Nein? Ich dachte, dass immer mehr Menschen bewusst nach solchen Angeboten suchen. Die Veranstalter legen doch sogar eigene grüne Hotellinien auf.
Das ist aber Unsinn. Der Kunde möchte ein cooles Produkt, das zu seinem Budget passt. Er möchte eine gute Zeit in einem Hotel, das seine Bedürfnisse erfüllt, mit gutem Preis-Leistungs-Verhältnis usw.
Die wenigsten Menschen gehen doch ins Reisebüro und äußern den Wunsch, eine nachhaltige Reise buchen zu wollen.
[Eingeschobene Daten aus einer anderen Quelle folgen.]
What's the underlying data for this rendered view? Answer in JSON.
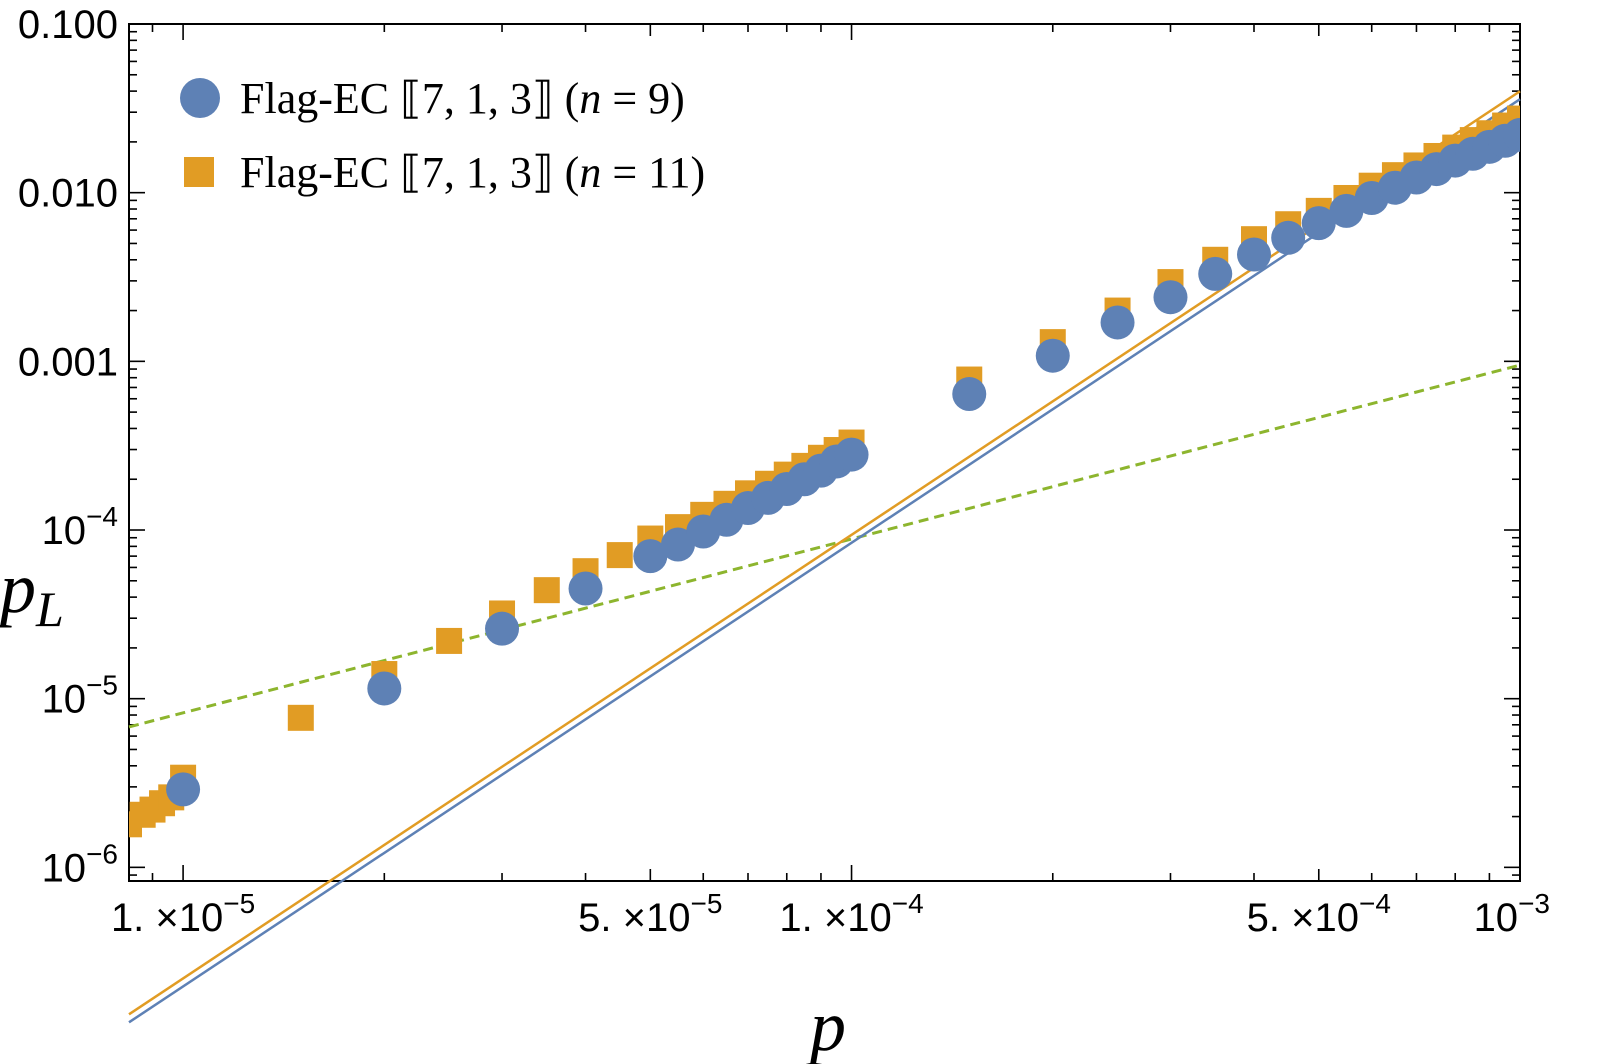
{
  "chart_data": {
    "type": "scatter",
    "xscale": "log",
    "yscale": "log",
    "xlim": [
      8.3e-06,
      0.001
    ],
    "ylim": [
      8.3e-07,
      0.1
    ],
    "xlabel": "p",
    "ylabel": "p_L",
    "ylabel_main": "p",
    "ylabel_sub": "L",
    "x_ticks": [
      {
        "value": 1e-05,
        "mantissa": "1.",
        "times": "×",
        "base": "10",
        "exp": "−5"
      },
      {
        "value": 5e-05,
        "mantissa": "5.",
        "times": "×",
        "base": "10",
        "exp": "−5"
      },
      {
        "value": 0.0001,
        "mantissa": "1.",
        "times": "×",
        "base": "10",
        "exp": "−4"
      },
      {
        "value": 0.0005,
        "mantissa": "5.",
        "times": "×",
        "base": "10",
        "exp": "−4"
      },
      {
        "value": 0.001,
        "mantissa": "",
        "times": "",
        "base": "10",
        "exp": "−3"
      }
    ],
    "y_ticks": [
      {
        "value": 1e-06,
        "base": "10",
        "exp": "−6"
      },
      {
        "value": 1e-05,
        "base": "10",
        "exp": "−5"
      },
      {
        "value": 0.0001,
        "base": "10",
        "exp": "−4"
      },
      {
        "value": 0.001,
        "text": "0.001"
      },
      {
        "value": 0.01,
        "text": "0.010"
      },
      {
        "value": 0.1,
        "text": "0.100"
      }
    ],
    "series": [
      {
        "name": "n9",
        "legend_prefix": "Flag-EC ⟦7, 1, 3⟧  (",
        "legend_var": "n",
        "legend_suffix": " = 9)",
        "marker": "circle",
        "color": "#5E81B5",
        "fit": {
          "coef": 2780000.0,
          "exponent": 2.63
        },
        "x": [
          1e-05,
          2e-05,
          3e-05,
          4e-05,
          5e-05,
          5.5e-05,
          6e-05,
          6.5e-05,
          7e-05,
          7.5e-05,
          8e-05,
          8.5e-05,
          9e-05,
          9.5e-05,
          0.0001,
          0.00015,
          0.0002,
          0.00025,
          0.0003,
          0.00035,
          0.0004,
          0.00045,
          0.0005,
          0.00055,
          0.0006,
          0.00065,
          0.0007,
          0.00075,
          0.0008,
          0.00085,
          0.0009,
          0.00095,
          0.001
        ],
        "y": [
          2.9e-06,
          1.15e-05,
          2.6e-05,
          4.5e-05,
          7e-05,
          8.2e-05,
          9.8e-05,
          0.000115,
          0.000135,
          0.000155,
          0.000175,
          0.0002,
          0.000225,
          0.000255,
          0.00028,
          0.00064,
          0.00108,
          0.0017,
          0.0024,
          0.0033,
          0.0043,
          0.0054,
          0.0066,
          0.0078,
          0.0093,
          0.0107,
          0.0123,
          0.0138,
          0.0155,
          0.017,
          0.0187,
          0.0203,
          0.022
        ]
      },
      {
        "name": "n11",
        "legend_prefix": "Flag-EC ⟦7, 1, 3⟧ (",
        "legend_var": "n",
        "legend_suffix": " = 11)",
        "marker": "square",
        "color": "#E19C24",
        "fit": {
          "coef": 3100000.0,
          "exponent": 2.63
        },
        "x": [
          8.3e-06,
          8.7e-06,
          9e-06,
          9.3e-06,
          9.6e-06,
          1e-05,
          1.5e-05,
          2e-05,
          2.5e-05,
          3e-05,
          3.5e-05,
          4e-05,
          4.5e-05,
          5e-05,
          5.5e-05,
          6e-05,
          6.5e-05,
          7e-05,
          7.5e-05,
          8e-05,
          8.5e-05,
          9e-05,
          9.5e-05,
          0.0001,
          0.00015,
          0.0002,
          0.00025,
          0.0003,
          0.00035,
          0.0004,
          0.00045,
          0.0005,
          0.00055,
          0.0006,
          0.00065,
          0.0007,
          0.00075,
          0.0008,
          0.00085,
          0.0009,
          0.00095,
          0.001
        ],
        "y": [
          1.8e-06,
          2.05e-06,
          2.2e-06,
          2.4e-06,
          2.6e-06,
          3.4e-06,
          7.7e-06,
          1.4e-05,
          2.2e-05,
          3.2e-05,
          4.4e-05,
          5.7e-05,
          7.1e-05,
          8.9e-05,
          0.000104,
          0.000123,
          0.000143,
          0.000165,
          0.000188,
          0.000213,
          0.00024,
          0.000268,
          0.000298,
          0.00033,
          0.00078,
          0.0013,
          0.002,
          0.00295,
          0.004,
          0.0053,
          0.0065,
          0.0078,
          0.0093,
          0.011,
          0.0127,
          0.0145,
          0.0165,
          0.0185,
          0.0205,
          0.0225,
          0.025,
          0.0275
        ]
      },
      {
        "name": "reference",
        "type": "line",
        "style": "dashed",
        "color": "#8DB52E",
        "x": [
          8.3e-06,
          0.001
        ],
        "y": [
          6.8e-06,
          0.00095
        ]
      }
    ]
  }
}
In der Buchungsmaske einer OTA gibt auch niemand etwas mit Nachhaltigkeit ein. „Eine Woche. Deutschland. Nordsee. Zwei Erwachsene + 2 Kinder. HP. Mittelklassehotel.“ Das sind klassische Suchkriterien. Die Differenzierungsmöglichkeit durch eine Zertifizierung kommt erst danach. Wer jetzt im Wust der Ergebnisse durch eine Kennzeichnung heraussticht, tritt aus der Masse hervor. Stand heute erweitert der Kunde jetzt seine Entscheidung um das Kriterium Nachhaltigkeit. Er sieht zum Beispiel, dass das gar nicht unbedingt mehr kostet. Und bucht.
Warum lassen sich dann immer noch Destinationen und Hotels, die nachhaltig arbeiten, nicht zertifizieren?
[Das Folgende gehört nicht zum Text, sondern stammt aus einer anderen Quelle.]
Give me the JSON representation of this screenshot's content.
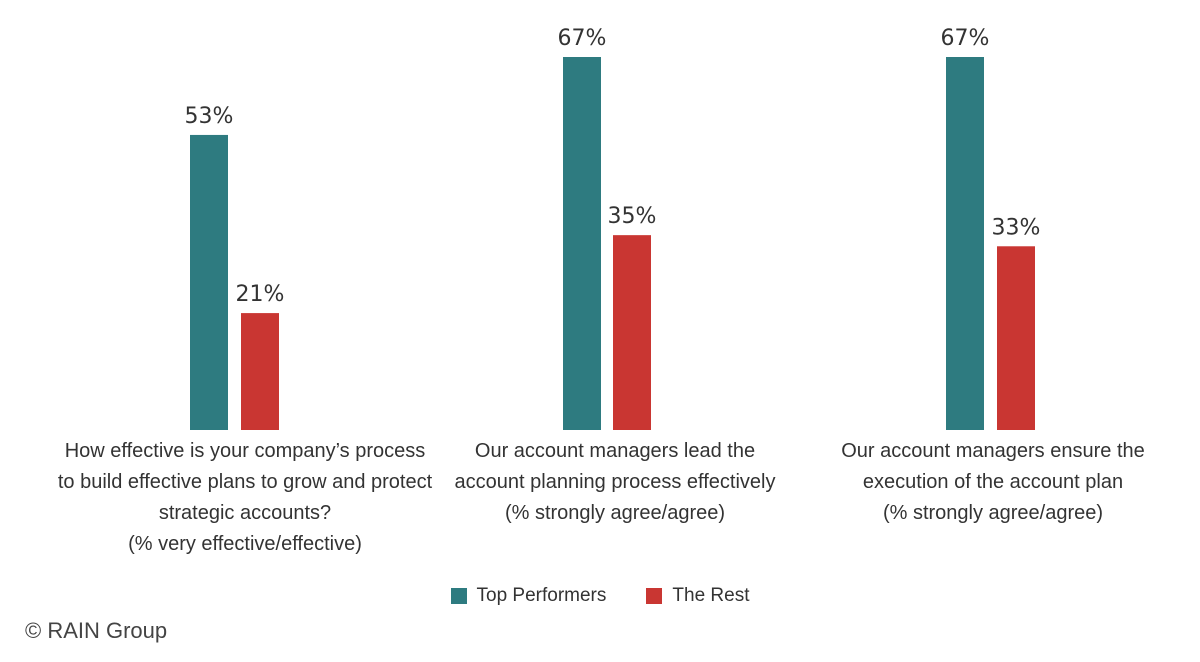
{
  "chart_data": {
    "type": "bar",
    "categories": [
      "How effective is your company’s process to build effective plans to grow and protect strategic accounts?",
      "Our account managers lead the account planning process effectively",
      "Our account managers ensure the execution of the account plan"
    ],
    "category_notes": [
      "(% very effective/effective)",
      "(% strongly agree/agree)",
      "(% strongly agree/agree)"
    ],
    "series": [
      {
        "name": "Top Performers",
        "color": "#2e7b80",
        "values": [
          53,
          67,
          67
        ],
        "value_labels": [
          "53%",
          "67%",
          "67%"
        ]
      },
      {
        "name": "The Rest",
        "color": "#c93632",
        "values": [
          21,
          35,
          33
        ],
        "value_labels": [
          "21%",
          "35%",
          "33%"
        ]
      }
    ],
    "source": "© RAIN Group"
  }
}
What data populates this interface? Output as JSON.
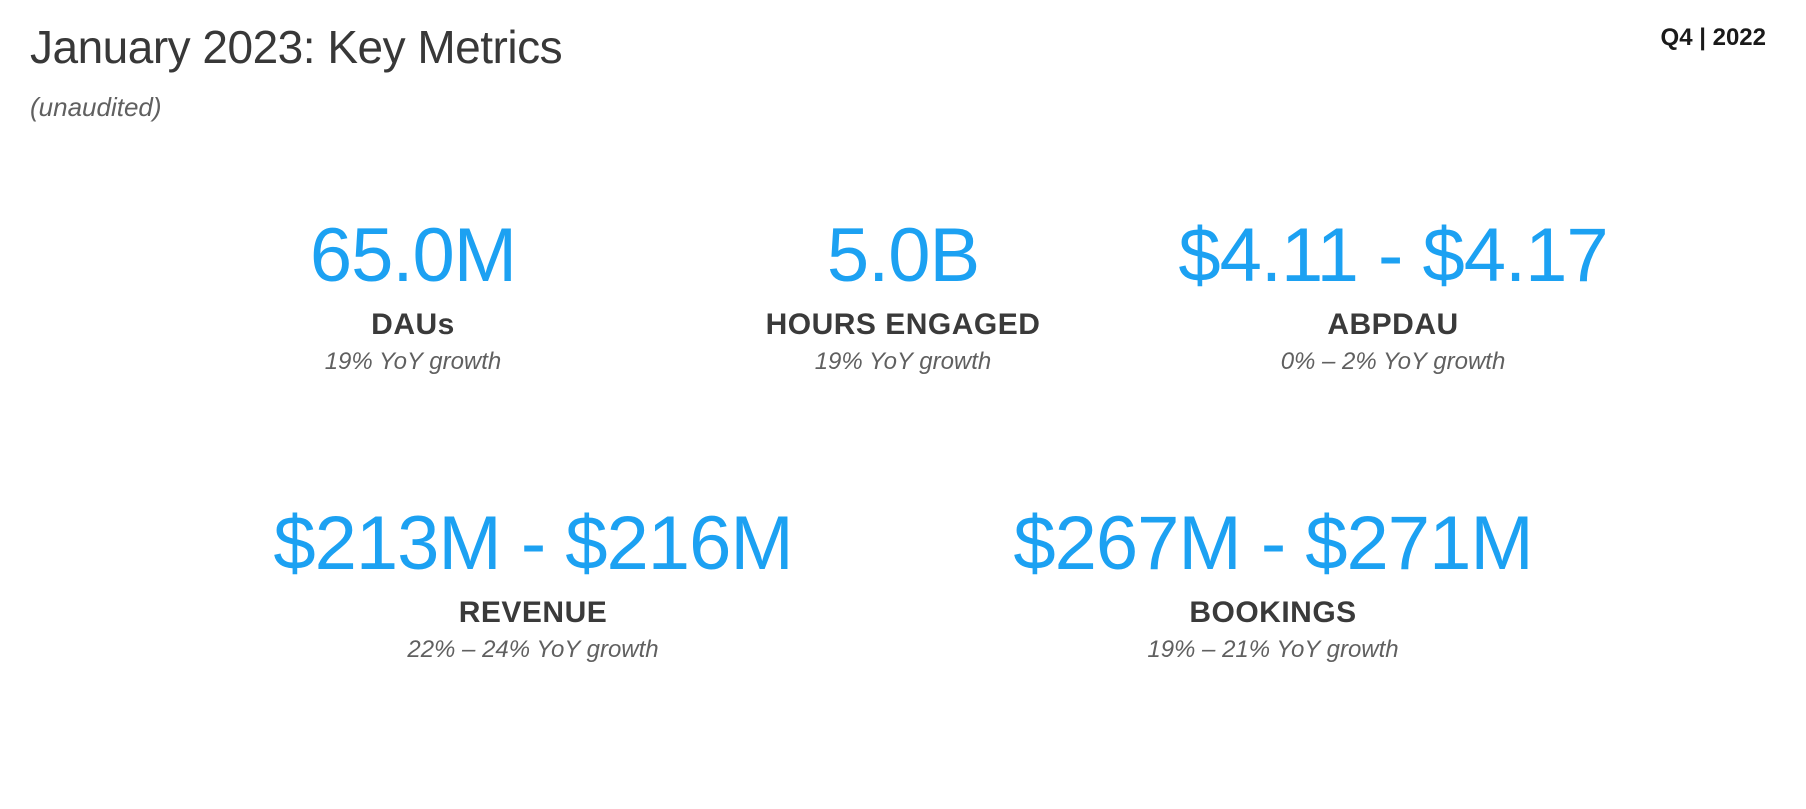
{
  "header": {
    "title": "January 2023: Key Metrics",
    "period": "Q4 | 2022",
    "subtitle": "(unaudited)"
  },
  "colors": {
    "accent": "#1ca1f2",
    "text_dark": "#383838",
    "text_label": "#3a3a3a",
    "text_muted": "#606060",
    "background": "#ffffff"
  },
  "typography": {
    "title_fontsize": 46,
    "subtitle_fontsize": 26,
    "period_fontsize": 24,
    "metric_value_fontsize": 76,
    "metric_label_fontsize": 30,
    "metric_growth_fontsize": 24
  },
  "metrics": {
    "top": [
      {
        "value": "65.0M",
        "label": "DAUs",
        "growth": "19% YoY growth"
      },
      {
        "value": "5.0B",
        "label": "HOURS ENGAGED",
        "growth": "19% YoY growth"
      },
      {
        "value": "$4.11 - $4.17",
        "label": "ABPDAU",
        "growth": "0% – 2% YoY growth"
      }
    ],
    "bottom": [
      {
        "value": "$213M - $216M",
        "label": "REVENUE",
        "growth": "22% – 24% YoY growth"
      },
      {
        "value": "$267M - $271M",
        "label": "BOOKINGS",
        "growth": "19% – 21% YoY growth"
      }
    ]
  }
}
Aus unserer Sicht ist das ein Fehler, weil für den Kunden so die Sichtbarkeit dessen fehlt, was er gebucht hat. Die Nachhaltigkeit wirkt also nicht offensichtlich nach außen und kann somit keinen Beitrag zur Veränderung auf der Nachfrageseite leisten. Genau da müssen wir aber hin! Der Gast sollte einen gelungenen Aufenthalt wo immer es geht mit dem Thema Nachhaltigkeit in Verbindung bringen können. Warum als Region, Hotel oder Unternehmen nicht Flagge zeigen?
Vielleicht, weil nachhaltige Projekte im Tourismus unterfinanziert sind?
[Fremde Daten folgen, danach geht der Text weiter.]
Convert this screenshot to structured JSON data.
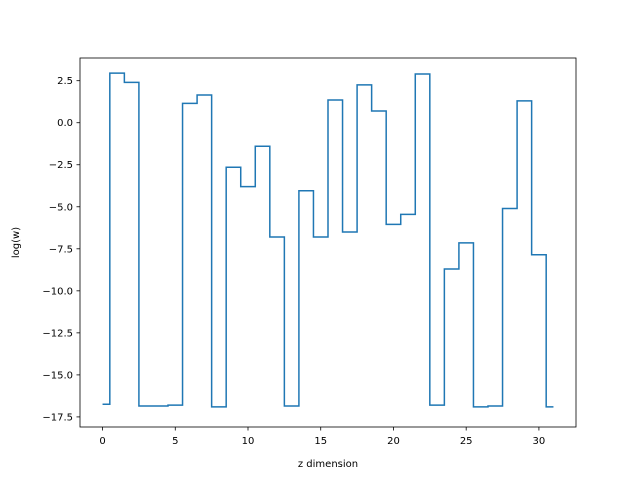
{
  "chart_data": {
    "type": "line",
    "step": "mid",
    "xlabel": "z dimension",
    "ylabel": "log(w)",
    "xlim": [
      -1.55,
      32.55
    ],
    "ylim": [
      -18.1,
      3.85
    ],
    "xticks": [
      0,
      5,
      10,
      15,
      20,
      25,
      30
    ],
    "yticks": [
      -17.5,
      -15.0,
      -12.5,
      -10.0,
      -7.5,
      -5.0,
      -2.5,
      0.0,
      2.5
    ],
    "ytick_labels": [
      "−17.5",
      "−15.0",
      "−12.5",
      "−10.0",
      "−7.5",
      "−5.0",
      "−2.5",
      "0.0",
      "2.5"
    ],
    "xtick_labels": [
      "0",
      "5",
      "10",
      "15",
      "20",
      "25",
      "30"
    ],
    "color": "#1f77b4",
    "series": [
      {
        "x": [
          0,
          1,
          2,
          3,
          4,
          5,
          6,
          7,
          8,
          9,
          10,
          11,
          12,
          13,
          14,
          15,
          16,
          17,
          18,
          19,
          20,
          21,
          22,
          23,
          24,
          25,
          26,
          27,
          28,
          29,
          30,
          31
        ],
        "y": [
          -16.75,
          2.95,
          2.4,
          -16.85,
          -16.85,
          -16.8,
          1.15,
          1.65,
          -16.9,
          -2.65,
          -3.8,
          -1.4,
          -6.8,
          -16.85,
          -4.05,
          -6.8,
          1.35,
          -6.5,
          2.25,
          0.7,
          -6.05,
          -5.45,
          2.9,
          -16.8,
          -8.7,
          -7.15,
          -16.9,
          -16.85,
          -5.1,
          1.3,
          -7.85,
          -16.9
        ]
      }
    ]
  }
}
Wenn man sich anschaut, dass international nur rund 1 Prozent der Unternehmen zertifiziert sind, sagt das natürlich etwas über den Stellenwert des Themas in der Realität aus. In Deutschland ist es ebenfalls so, dass viele Unternehmen das Thema nicht in ihrem Jahresbudget einplanen. Aber ein konstantes Nachhaltigkeitsmanagement ist ein laufender Posten. Das Verständnis und der Wille hier zu investieren, fehlt leider noch viel zu oft, obwohl es hierzulande wirklich eine ganze Reihe vorbildlicher Unternehmen gibt, die sich nicht unbedingt zertifizieren lassen. Und wenn es in einem Land geradezu perfekte Voraussetzungen für viel mehr Nachhaltigkeit gäbe, dann in Deutschland.